Our results contrast from those described by Stoddard et al. who found that mice infected with a virus (210P) containing protease mutation at I54V and V82A had a higher level of viremia than mice infected with wild-type virus. However, comparison is difficult due to the presence of different mutations in the HIV protease (D30N versus I54V+V82A), as well as the variability inherent in experiments employing SCID-hu mice in which a chimeric organ is created by engraftment of primary human tissues. Nonetheless, the differences in these results may also suggest that virus containing the D30N mutation is less able to replicate in the thymus than virus containing the V82A mutation (as is suggested by our bioinformatics model). The D30N mutation was chosen as it had the largest decrease in relative replication capacity. It is noteworthy that previous studies have shown that the V28A and the D30N mutations do no co-occur in the same genome [41-43].

Although some patients experience the so called “discordant state” characterized by having both high viral loads and stable CD4+ T-cell counts, but there are many others who are concordant and have high viral loads and decreasing CD4 counts despite the presence of PI resistance mutations [5, 16, 44-46]. The latter state likely arises when HIV acquires compensatory mutations that increase its level of fitness and restore its ability to deplete CD4+ T-cells. The apparent lack of pathogenicity of the HIV-1 D30N mutant suggests that this mutation may represent a genetic “dead-end” for the virus. Once the D30N mutation has been acquired, the virus may not be able to replicate well enough to return to wild-type fitness. There may be other genetic bottlenecks in the virus that can be capitalized upon to drive the virus into an unfit-state and preserve CD4+ T-cells, however further research is needed.

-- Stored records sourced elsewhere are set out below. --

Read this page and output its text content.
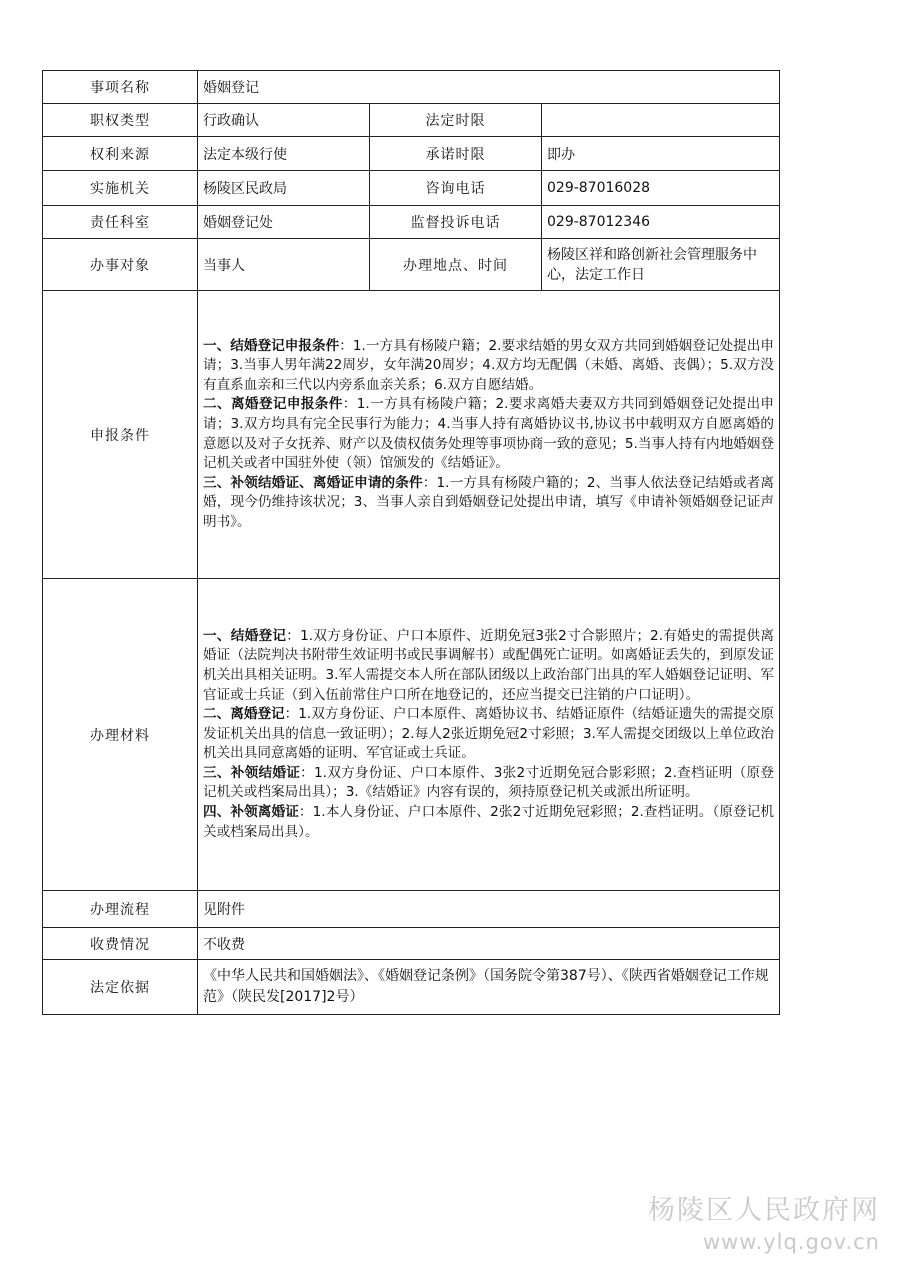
事项名称	婚姻登记		
职权类型	行政确认	法定时限	
权利来源	法定本级行使	承诺时限	即办
实施机关	杨陵区民政局	咨询电话	029-87016028
责任科室	婚姻登记处	监督投诉电话	029-87012346
办事对象	当事人	办理地点、时间	杨陵区祥和路创新社会管理服务中心，法定工作日
申报条件	一、结婚登记申报条件：1.一方具有杨陵户籍；2.要求结婚的男女双方共同到婚姻登记处提出申请；3.当事人男年满22周岁，女年满20周岁；4.双方均无配偶（未婚、离婚、丧偶）；5.双方没有直系血亲和三代以内旁系血亲关系；6.双方自愿结婚。

二、离婚登记申报条件：1.一方具有杨陵户籍；2.要求离婚夫妻双方共同到婚姻登记处提出申请；3.双方均具有完全民事行为能力；4.当事人持有离婚协议书,协议书中载明双方自愿离婚的意愿以及对子女抚养、财产以及债权债务处理等事项协商一致的意见；5.当事人持有内地婚姻登记机关或者中国驻外使（领）馆颁发的《结婚证》。

三、补领结婚证、离婚证申请的条件：1.一方具有杨陵户籍的；2、当事人依法登记结婚或者离婚，现今仍维持该状况；3、当事人亲自到婚姻登记处提出申请，填写《申请补领婚姻登记证声明书》。		

办理材料	一、结婚登记：1.双方身份证、户口本原件、近期免冠3张2寸合影照片；2.有婚史的需提供离婚证（法院判决书附带生效证明书或民事调解书）或配偶死亡证明。如离婚证丢失的，到原发证机关出具相关证明。3.军人需提交本人所在部队团级以上政治部门出具的军人婚姻登记证明、军官证或士兵证（到入伍前常住户口所在地登记的，还应当提交已注销的户口证明）。

二、离婚登记：1.双方身份证、户口本原件、离婚协议书、结婚证原件（结婚证遗失的需提交原发证机关出具的信息一致证明）；2.每人2张近期免冠2寸彩照；3.军人需提交团级以上单位政治机关出具同意离婚的证明、军官证或士兵证。

三、补领结婚证：1.双方身份证、户口本原件、3张2寸近期免冠合影彩照；2.查档证明（原登记机关或档案局出具）；3.《结婚证》内容有误的，须持原登记机关或派出所证明。

四、补领离婚证：1.本人身份证、户口本原件、2张2寸近期免冠彩照；2.查档证明。（原登记机关或档案局出具）。		

办理流程	见附件		
收费情况	不收费		
法定依据	《中华人民共和国婚姻法》、《婚姻登记条例》（国务院令第387号）、《陕西省婚姻登记工作规范》（陕民发[2017]2号）		
杨陵区人民政府网
www.ylq.gov.cn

In people infected with clade B strains of HIV, those that harbor virus containing the D30N mutation often also have the L63P mutation. The L63P mutation was not identified as having a large fitness defect by our model, likely because the L63P mutation is prevalent in patients who are treatment naïve and is therefore not a drug-resistance mutation. Moreover, others have reported that the replication of a D30N containing variant was not significantly different from a L63P+D30N dual mutant [7]. Similarly, patients with the D30N mutation often develop the N88D/S mutation. N88D/S did not have a significant effect on fitness in the statistical model and was not tested. HIV variants with both the D30N and N88D mutation was also found to have decreased replication capacity in vitro, including subtype C strains [24, 47, 48].

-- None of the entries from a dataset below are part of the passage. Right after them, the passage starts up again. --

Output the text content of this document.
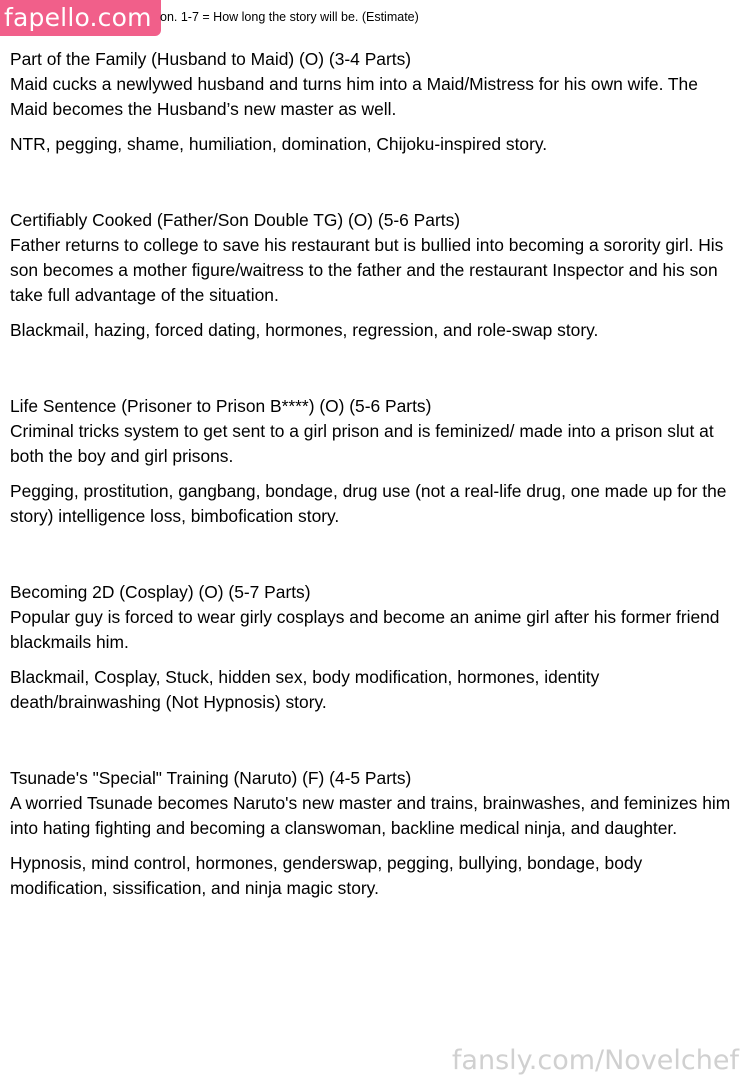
fapello.com on. 1-7 = How long the story will be. (Estimate)

Part of the Family (Husband to Maid) (O) (3-4 Parts)

Maid cucks a newlywed husband and turns him into a Maid/Mistress for his own wife. The Maid becomes the Husband’s new master as well.

NTR, pegging, shame, humiliation, domination, Chijoku-inspired story.

Certifiably Cooked (Father/Son Double TG) (O) (5-6 Parts)

Father returns to college to save his restaurant but is bullied into becoming a sorority girl. His son becomes a mother figure/waitress to the father and the restaurant Inspector and his son take full advantage of the situation.

Blackmail, hazing, forced dating, hormones, regression, and role-swap story.

Life Sentence (Prisoner to Prison B****) (O) (5-6 Parts)

Criminal tricks system to get sent to a girl prison and is feminized/ made into a prison slut at both the boy and girl prisons.

Pegging, prostitution, gangbang, bondage, drug use (not a real-life drug, one made up for the story) intelligence loss, bimbofication story.

Becoming 2D (Cosplay) (O) (5-7 Parts)

Popular guy is forced to wear girly cosplays and become an anime girl after his former friend blackmails him.

Blackmail, Cosplay, Stuck, hidden sex, body modification, hormones, identity death/brainwashing (Not Hypnosis) story.

Tsunade's "Special" Training (Naruto) (F) (4-5 Parts)

A worried Tsunade becomes Naruto's new master and trains, brainwashes, and feminizes him into hating fighting and becoming a clanswoman, backline medical ninja, and daughter.

Hypnosis, mind control, hormones, genderswap, pegging, bullying, bondage, body modification, sissification, and ninja magic story.

fansly.com/Novelchef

There are several limitations to this study. Our analysis was based on examinations of mutations found in protease in HIV-1 clade B strains and our biologic experiments used viruses based on an HIV-1 clade B strain. Although the D30N has been identified as having an effect in vitro in HIV-1 clade C strains, it not known if the in vivo result is generalizable to other non-B clades and HIV-2. It is also possible that the D30N mutation might not be preferentially selected through nelfinavir treatment in non clade-B strains. Further there could be unaccounted variation in the human tissues used in the SCID-hu model that limits the generalizability of this finding. Further research needs to be done.

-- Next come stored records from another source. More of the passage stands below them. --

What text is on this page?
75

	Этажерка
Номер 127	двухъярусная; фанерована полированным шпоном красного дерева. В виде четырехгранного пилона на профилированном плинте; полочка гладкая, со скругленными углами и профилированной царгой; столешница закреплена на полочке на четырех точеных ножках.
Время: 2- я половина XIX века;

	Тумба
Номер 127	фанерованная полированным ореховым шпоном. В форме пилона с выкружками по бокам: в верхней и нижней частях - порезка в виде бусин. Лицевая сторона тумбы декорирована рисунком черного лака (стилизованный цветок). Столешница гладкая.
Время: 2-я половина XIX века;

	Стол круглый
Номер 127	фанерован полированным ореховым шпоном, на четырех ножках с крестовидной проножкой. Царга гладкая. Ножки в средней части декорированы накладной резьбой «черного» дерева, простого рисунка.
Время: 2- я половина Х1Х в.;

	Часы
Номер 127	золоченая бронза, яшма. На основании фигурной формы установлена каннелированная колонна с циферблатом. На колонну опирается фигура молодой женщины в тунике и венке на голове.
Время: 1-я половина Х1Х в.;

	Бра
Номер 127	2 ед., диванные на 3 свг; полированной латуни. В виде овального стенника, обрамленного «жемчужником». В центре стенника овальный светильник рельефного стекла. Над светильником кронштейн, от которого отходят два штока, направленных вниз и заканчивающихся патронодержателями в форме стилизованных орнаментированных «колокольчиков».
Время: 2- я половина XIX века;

In conclusion, our results suggest the possibility of the existence of genetic bottlenecks in HIV-1 that select for mutations that diminish replication capacity and in vivo fitness to such an extent that the virus is unable to acquire compensatory mutations as well as deplete target cells. Further work is needed to find other possible dead-end mutations in regions of the genome that are targeted by other antiretroviral agents now under development or in initial use, such as inhibitors of the strand transfer activity of the HIV integrase protein. In all, this study validates a bioinformatics model tested by an in vivo system.


This work was supported by the Center for AIDS Research UCLA AI07 (CMRK and SK) and the NIAID to PK (AI01996). Effort by PK was also supported by an Elizabeth Glaser Pediatric AIDS Foundation Scientist Award.